Robert Gorelangton

Unacceptable faces

<em>Robert Gore-Langton</em> on the revival of a play that upset critics when they realised it was written by a woman

issue 02 February 2013

A play called Rutherford & Son gripped audiences in London 101 years ago. Set on Tyneside, it was the David Hare-style leftie hit of its season. It depicted the unacceptable face of capitalism, a face that belonged to John Rutherford, who rules the family glassworks by fear, hated by his workers and his children alike. It’s still a fresh, brutal-up-north story of a monstrous control freak devoted to work and money and nothing else.

The show has a terrific twist at the end and it was an instant hit in London, went to New York and was widely translated. But it became a big news story when the unknown author, K.G. Sowerby, was revealed to be a woman. Women did not write plays back then. It stuck in the craw when the critics found out, some of them slimily recanting their positive views of the play. The Daily Mail tracked down its young author.
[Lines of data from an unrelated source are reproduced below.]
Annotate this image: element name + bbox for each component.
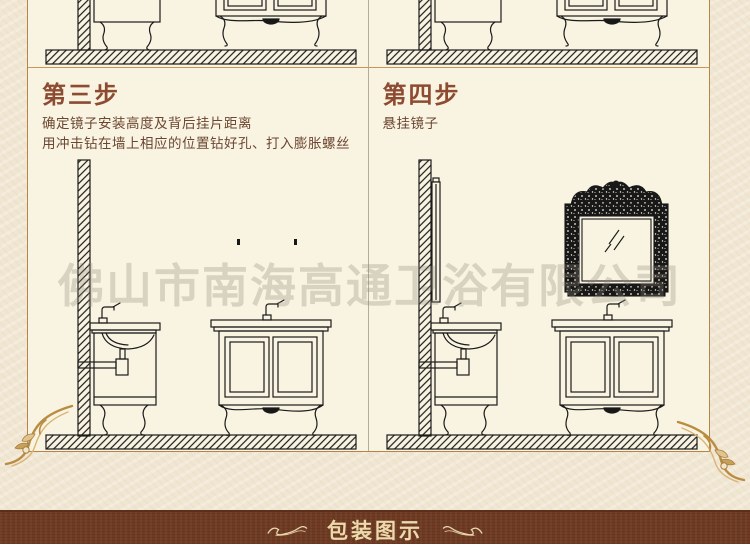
step4-title: 第四步 xyxy=(383,82,461,108)
step3-desc-line2: 用冲击钻在墙上相应的位置钻好孔、打入膨胀螺丝 xyxy=(42,135,350,155)
instruction-sheet: 第三步 确定镜子安装高度及背后挂片距离 用冲击钻在墙上相应的位置钻好孔、打入膨胀… xyxy=(0,0,750,544)
packaging-banner: 包装图示 xyxy=(0,510,750,544)
mirror-side-view xyxy=(432,178,440,302)
content-frame: 第三步 确定镜子安装高度及背后挂片距离 用冲击钻在墙上相应的位置钻好孔、打入膨胀… xyxy=(27,0,710,452)
gold-flourish-bottom-left-icon xyxy=(2,398,82,478)
step4-text: 第四步 悬挂镜子 xyxy=(383,82,461,135)
step3-title: 第三步 xyxy=(42,82,350,108)
packaging-banner-label: 包装图示 xyxy=(327,511,423,545)
wall-floor-vanities-drawing xyxy=(46,160,356,449)
prev-step-left-partial xyxy=(28,0,369,68)
prev-step-left-diagram xyxy=(28,0,369,68)
ornate-mirror-front-view xyxy=(565,181,668,296)
swirl-left-icon xyxy=(257,518,317,538)
swirl-right-icon xyxy=(433,518,493,538)
step3-panel: 第三步 确定镜子安装高度及背后挂片距离 用冲击钻在墙上相应的位置钻好孔、打入膨胀… xyxy=(28,68,369,451)
prev-step-right-partial xyxy=(369,0,710,68)
gold-flourish-bottom-right-icon xyxy=(668,414,748,494)
step3-text: 第三步 确定镜子安装高度及背后挂片距离 用冲击钻在墙上相应的位置钻好孔、打入膨胀… xyxy=(42,82,350,155)
step4-description: 悬挂镜子 xyxy=(383,115,461,135)
step4-panel: 第四步 悬挂镜子 xyxy=(369,68,710,451)
step4-desc-line1: 悬挂镜子 xyxy=(383,115,461,135)
step3-desc-line1: 确定镜子安装高度及背后挂片距离 xyxy=(42,115,350,135)
step3-description: 确定镜子安装高度及背后挂片距离 用冲击钻在墙上相应的位置钻好孔、打入膨胀螺丝 xyxy=(42,115,350,154)
prev-step-right-diagram xyxy=(369,0,710,68)
anchor-screws xyxy=(237,239,297,245)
The paper claimed she was pretty, the sort of girl you might expect to see eating chocolates in the shade.

But in fact Githa Sowerby, who died in 1970 aged 93, was tough and serious, a suffragist and a Fabian. She was coy about the source of her material. But she knew what she was writing about. The family in the play was based on her own. Githa had grown up in joyless comfort in Gateshead, where the Sowerby-Ellison glassworks was based, one of the world’s biggest manufacturers of pressed glass. Eventually, she made her way to London, where she lived with her sister, and together they successfully published many children’s books.

Since its debut in 1912, her play has been performed just a handful of times. Now it’s to get a tour by Northern Broadsides, whose actor and boss Barrie Rutter will play the hard-as-nails Rutherford in a tweed suit and stiff collar.